Сэр Лайонел также не давал о себе знать. Вести о нем пришли окольными путями, когда графиня Солсбери поведала мне, что его жена умерла, однако подробностей о кончине леди Даггет она не знала.


Весной мы переехали в Ричмондский дворец, чтобы резиденцию в Болье можно было убрать и проветрить. Среди всех величественных королевских дворцов Ричмондский мне нравился больше всего. Он стоял в дивном саду, который пересекали галереи, соединявшие дворец и аббатство, располагавшееся к югу от него. С этих галерей открывался прекрасный вид на ухоженные сады. Отсюда же можно было смотреть, как играют в теннис в северо-восточном углу двора. С этой стороны главного здания окна комнат были забраны металлической сеткой, дабы защитить их обитателей и зрителей от срывавшихся с ракеток мячей.

Принцессу Марию пребывание в Ричмонде не очень радовало, потому что ее мать не дождалась дочери и убыла еще до нашего приезда. Однако в июне приехал король, чтобы провести целый день с принцессой. Он собирался начать обычное летнее путешествие, которое в этот раз должно было растянуться на целых четыре месяца. Принцесса буквально расцвела от внимания, которое отец оказывал ей с самой первой минуты своего короткого визита, и, беседуя с ним, не преминула с похвалой и любовью отозваться о своей матери.

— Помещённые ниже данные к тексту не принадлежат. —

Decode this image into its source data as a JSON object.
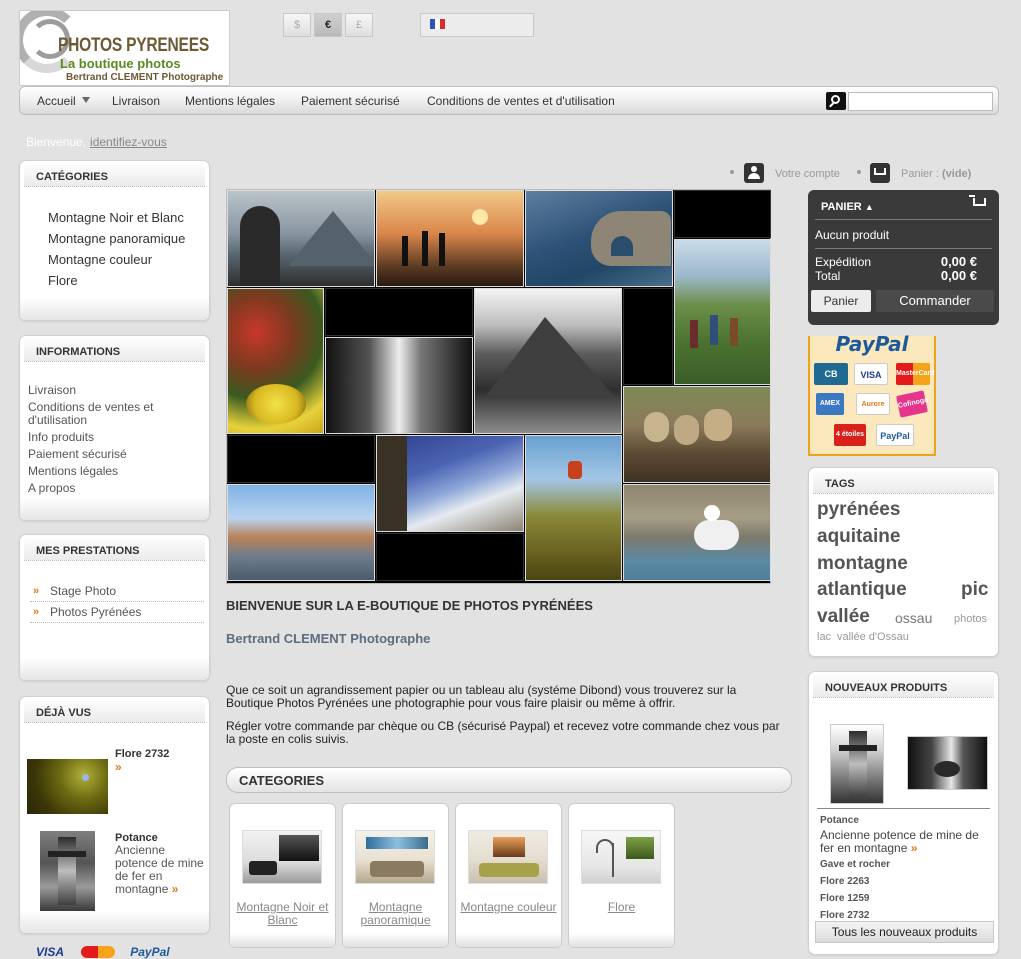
{
  "header": {
    "logo": {
      "title": "PHOTOS PYRENEES",
      "tagline": "La boutique photos",
      "author": "Bertrand CLEMENT Photographe"
    },
    "currencies": [
      "$",
      "€",
      "£"
    ],
    "active_currency": "€",
    "language_flag": "flag-fr-icon"
  },
  "nav": {
    "items": [
      "Accueil",
      "Livraison",
      "Mentions légales",
      "Paiement sécurisé",
      "Conditions de ventes et d'utilisation"
    ],
    "search_placeholder": ""
  },
  "welcome": {
    "text": "Bienvenue,",
    "login_link": "identifiez-vous"
  },
  "categories_box": {
    "title": "CATÉGORIES",
    "items": [
      "Montagne Noir et Blanc",
      "Montagne panoramique",
      "Montagne couleur",
      "Flore"
    ]
  },
  "informations_box": {
    "title": "INFORMATIONS",
    "items": [
      "Livraison",
      "Conditions de ventes et d'utilisation",
      "Info produits",
      "Paiement sécurisé",
      "Mentions légales",
      "A propos"
    ]
  },
  "prestations_box": {
    "title": "MES PRESTATIONS",
    "items": [
      "Stage Photo",
      "Photos Pyrénées"
    ]
  },
  "viewed_box": {
    "title": "DÉJÀ VUS",
    "items": [
      {
        "title": "Flore 2732",
        "desc": ""
      },
      {
        "title": "Potance",
        "desc": "Ancienne potence de mine de fer en montagne"
      }
    ]
  },
  "account_bar": {
    "account": "Votre compte",
    "cart_label": "Panier :",
    "cart_state": "(vide)"
  },
  "main": {
    "title": "BIENVENUE SUR LA E-BOUTIQUE DE PHOTOS PYRÉNÉES",
    "subtitle": "Bertrand CLEMENT Photographe",
    "para1": "Que ce soit un agrandissement papier ou un tableau alu (systéme Dibond) vous trouverez sur la Boutique Photos Pyrénées une photographie pour vous faire plaisir ou même à offrir.",
    "para2": "Régler votre commande par chèque ou CB (sécurisé Paypal) et recevez votre commande chez vous par la poste en colis suivis.",
    "categories_title": "CATEGORIES",
    "category_cards": [
      "Montagne Noir et Blanc",
      "Montagne panoramique",
      "Montagne couleur",
      "Flore"
    ]
  },
  "cart": {
    "title": "PANIER",
    "empty": "Aucun produit",
    "shipping_label": "Expédition",
    "shipping_value": "0,00 €",
    "total_label": "Total",
    "total_value": "0,00 €",
    "btn_cart": "Panier",
    "btn_order": "Commander"
  },
  "payment": {
    "paypal": "PayPal",
    "cards": [
      "CB",
      "VISA",
      "MasterCard",
      "AMEX",
      "Aurore",
      "Cofinoga",
      "4 étoiles",
      "PayPal"
    ]
  },
  "tags_box": {
    "title": "TAGS",
    "tags": [
      "pyrénées",
      "aquitaine",
      "montagne",
      "atlantique",
      "pic",
      "vallée",
      "ossau",
      "photos",
      "lac",
      "vallée d'Ossau"
    ]
  },
  "new_products_box": {
    "title": "NOUVEAUX PRODUITS",
    "featured_title": "Potance",
    "featured_desc": "Ancienne potence de mine de fer en montagne",
    "items": [
      "Gave et rocher",
      "Flore 2263",
      "Flore 1259",
      "Flore 2732"
    ],
    "all_button": "Tous les nouveaux produits"
  },
  "footer": {
    "cards": [
      "VISA",
      "MasterCard",
      "PayPal"
    ]
  }
}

Поприветствовав друг друга и поговорив приватно, отец с дочерью рука об руку вышли в сад. Я шла за ними вместе с другими фрейлинами. Затейливый рисунок клумб и живых изгородей просматривался хуже на уровне земли, чем с галерей, и сад уже не казался таким совершенным, но аромат доброй дюжины сортов роз и душистой жимолости кружил голову.

Двигаясь вслед за принцессой и ее венценосным родителем, я подумала, что мои молитвы услышаны и семейные дела дома Тюдоров наладились. И в последующие месяцы мы — свита принцессы и она сама — только глубже уверились в своем приятном заблуждении.

Глава 25

Когда вновь наступила пора рождественских праздников, нам показалось, что между королем и королевой действительно воцарился мир. Леди Анна в Гринвичском дворце не появлялась, а королева Екатерина по обыкновению председательствовала на всех рождественских увеселениях.

За последний год я часто вспоминала о Рейфе. Он мне даже пару раз приснился. И я часто надевала ленту, которую он мне подарил. В тот день, когда он и его мать должны были явиться ко двору со своими товарами, я приколола эту ленту к рукаву. Среди шума и суеты, вызванной тем, что с десяток женщин перебирали шелковые кружева и громко восхищались ими, мы с Рейфом смогли перекинуться словечком и договорились встретиться в саду перед его возвращением в Лондон.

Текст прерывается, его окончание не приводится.